The novel characteristic of this research is the ability to perform infrared imaging through a hot vitiated crossflow that reaches ~1400 K. This technique is used to analyze thermal characteristics of effusion cooling with various hole configurations over a range of blowing ratios between 1 and 10. A HITRAN analysis was completed for the emission from gaseous combustion products to identify desired wavelength range to image. It was found that between 3.75 μm and 4 μm emission from crossflow is minimal, allowing imaging of surface behind crossflow with minimal interference. An in-situ calibration was then performed using a bandpass filter centered at 3.91μm ± 0.178μm.

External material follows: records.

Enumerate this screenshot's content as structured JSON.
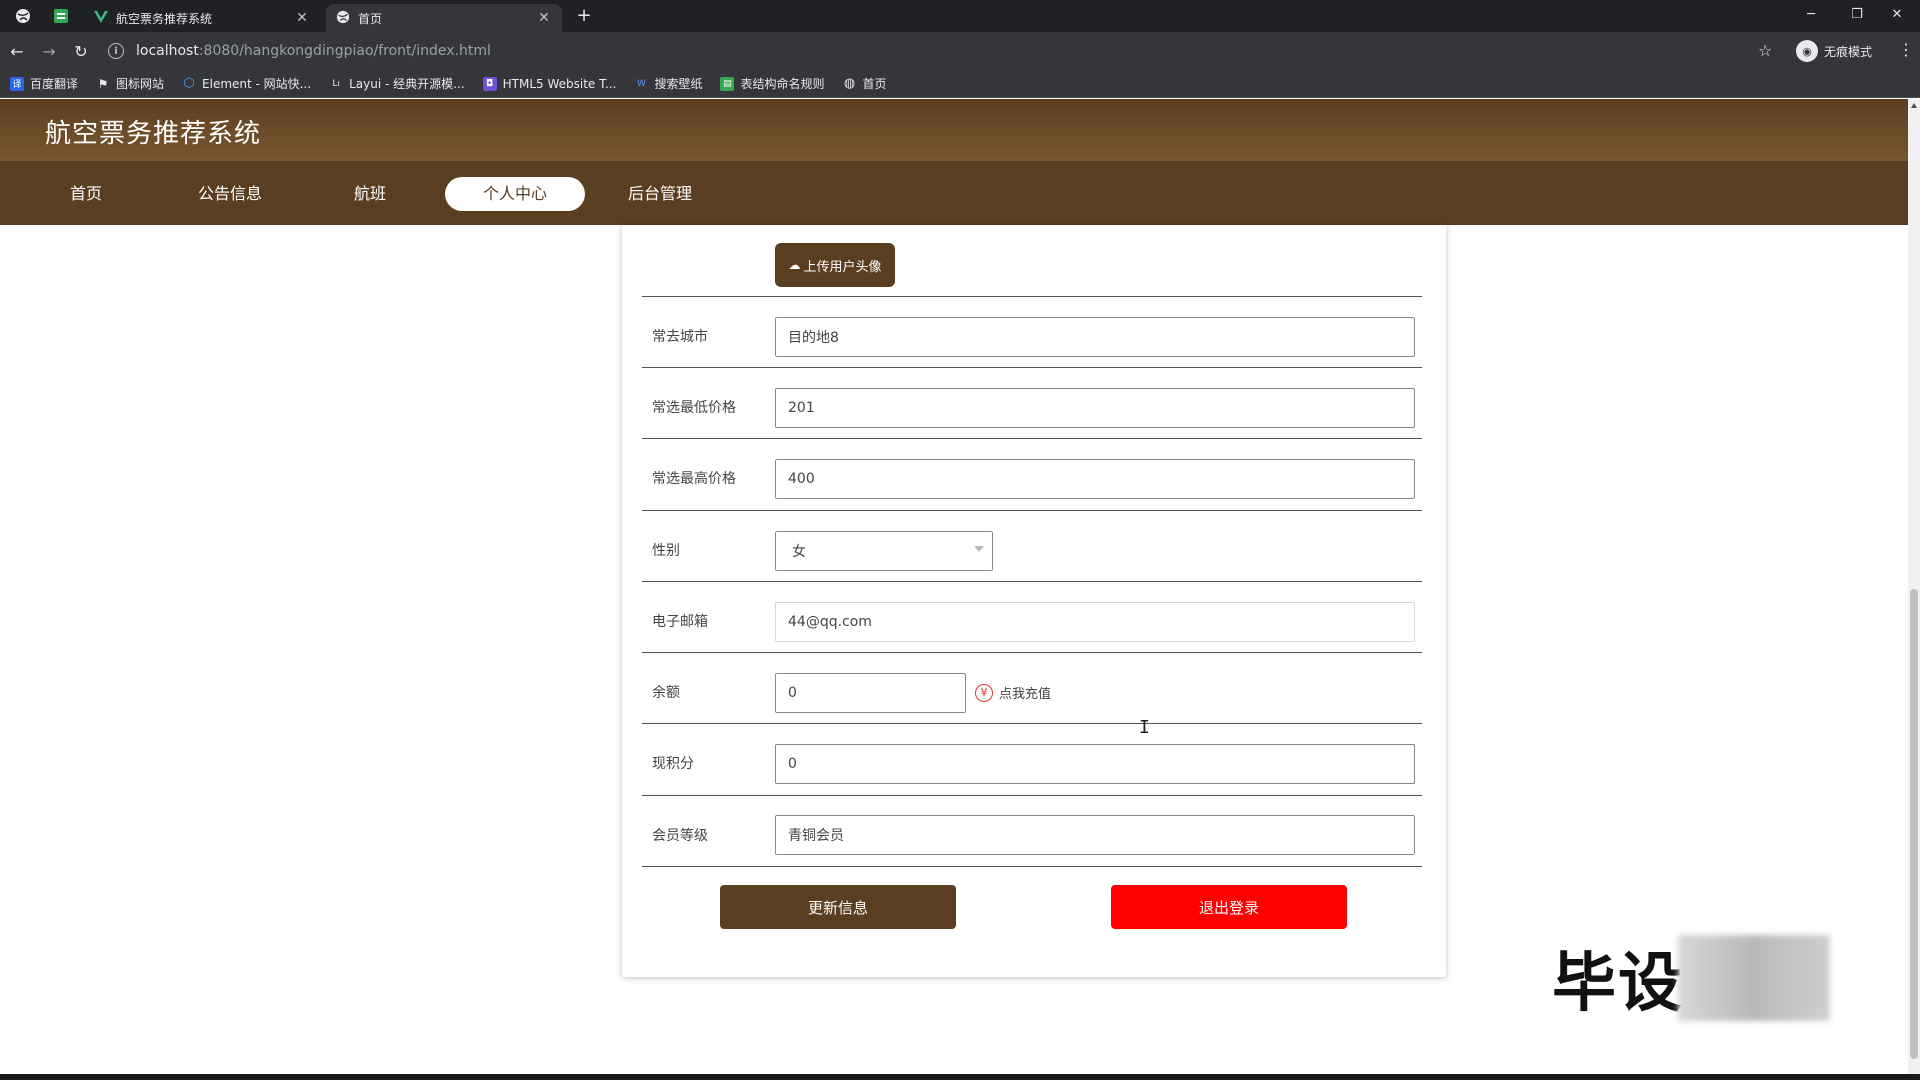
{
  "browser": {
    "tabs": [
      {
        "label": "航空票务推荐系统",
        "icon": "vue-icon"
      },
      {
        "label": "首页",
        "icon": "globe-icon"
      }
    ],
    "new_tab": "+",
    "url_host": "localhost",
    "url_rest": ":8080/hangkongdingpiao/front/index.html",
    "incognito_label": "无痕模式",
    "bookmarks": [
      "百度翻译",
      "图标网站",
      "Element - 网站快...",
      "Layui - 经典开源模...",
      "HTML5 Website T...",
      "搜索壁纸",
      "表结构命名规则",
      "首页"
    ]
  },
  "site": {
    "title": "航空票务推荐系统",
    "nav": [
      "首页",
      "公告信息",
      "航班",
      "个人中心",
      "后台管理"
    ],
    "active_nav": "个人中心"
  },
  "profile": {
    "upload_label": "上传用户头像",
    "fields": [
      {
        "label": "常去城市",
        "value": "目的地8"
      },
      {
        "label": "常选最低价格",
        "value": "201"
      },
      {
        "label": "常选最高价格",
        "value": "400"
      },
      {
        "label": "性别",
        "value": "女"
      },
      {
        "label": "电子邮箱",
        "value": "44@qq.com"
      },
      {
        "label": "余额",
        "value": "0"
      },
      {
        "label": "现积分",
        "value": "0"
      },
      {
        "label": "会员等级",
        "value": "青铜会员"
      }
    ],
    "recharge_label": "点我充值",
    "update_label": "更新信息",
    "logout_label": "退出登录"
  },
  "watermark": "毕设",
  "colors": {
    "brand_brown": "#5a3e21",
    "logout_red": "#ff0000"
  }
}
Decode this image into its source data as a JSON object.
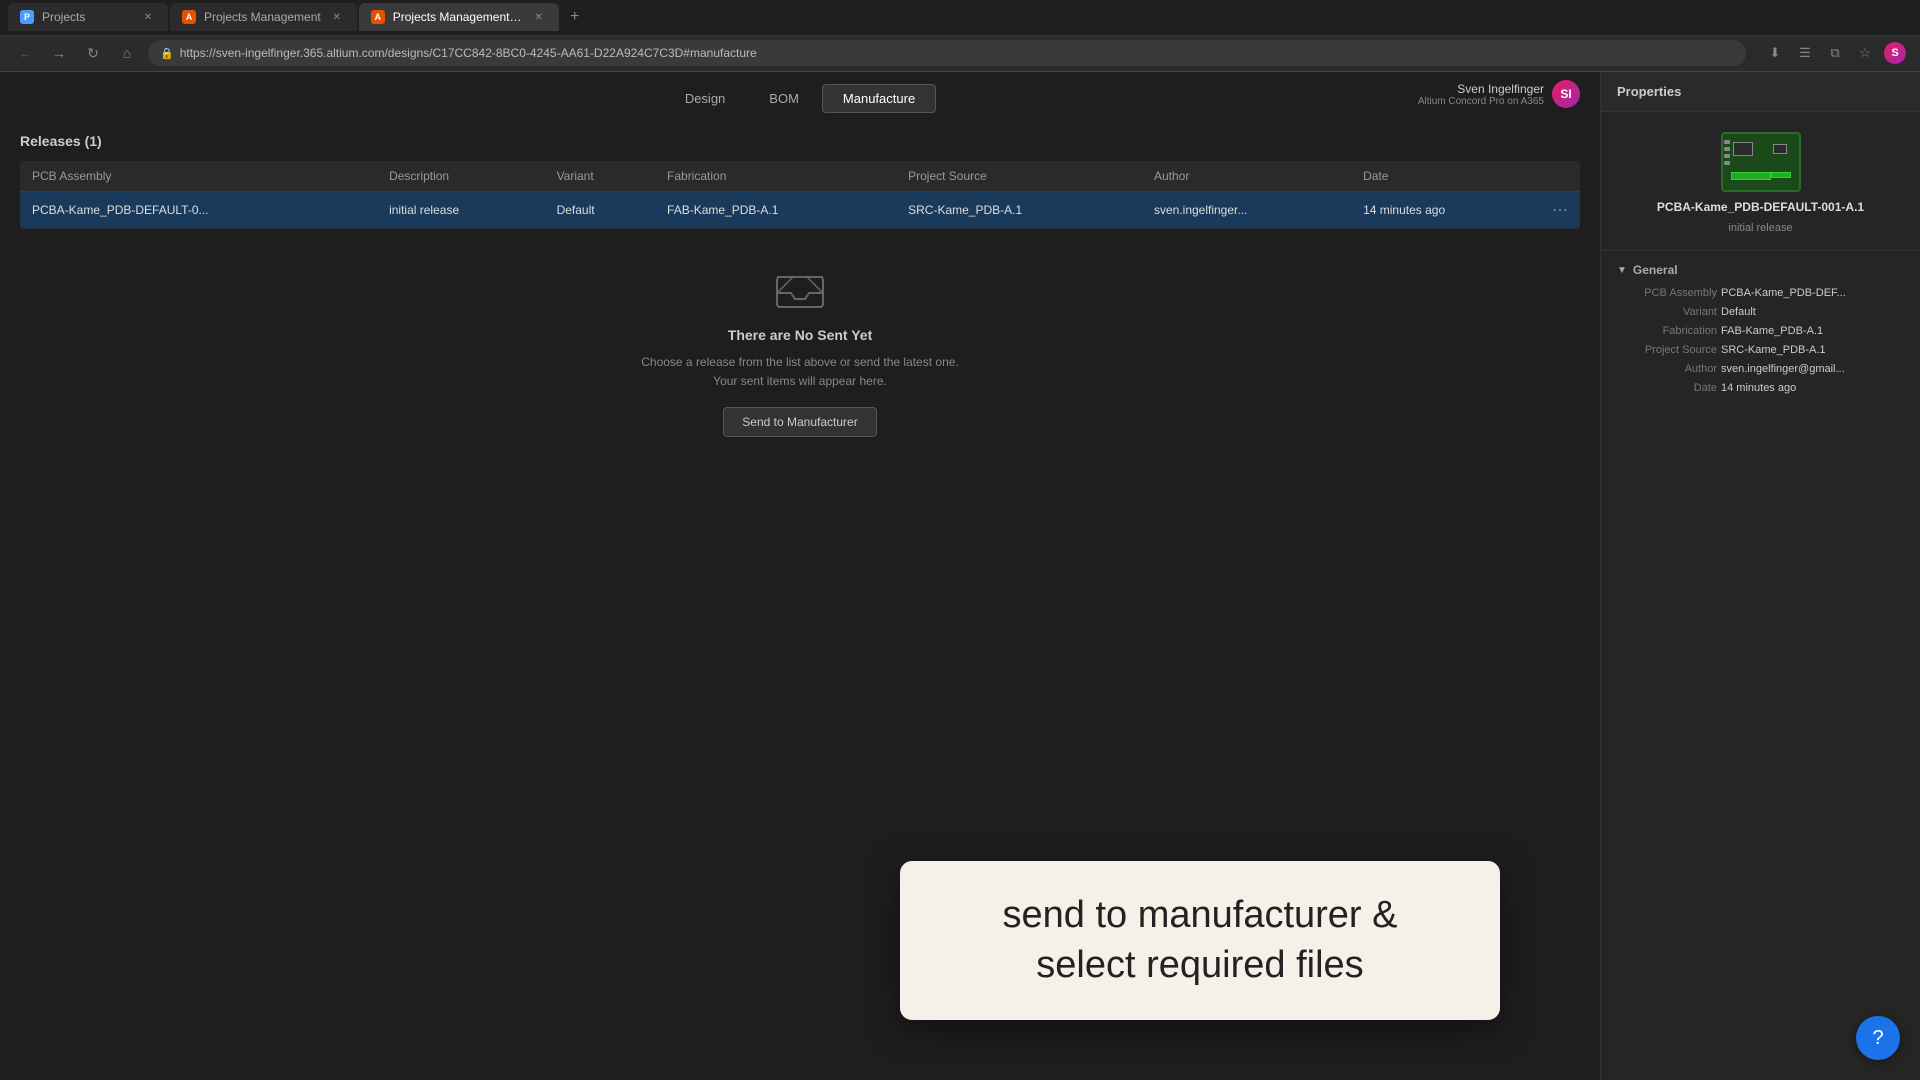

Multiple effusion plates were tested to compare effect of hole configuration on cooling effectiveness. Infrared measurements of front and back surface temperature were converted to temperature maps in MATLAB. Front side temperature images were used to calculate cooling effectiveness using known crossflow temperature and coolant temperature. An ANSYS model was developed to use front and backside temperature images to calculate heat flux. Preliminary heat transfer coefficients were calculated using gas temperature images generated by Rayleigh scattering thermometry and heat flux values from ANSYS.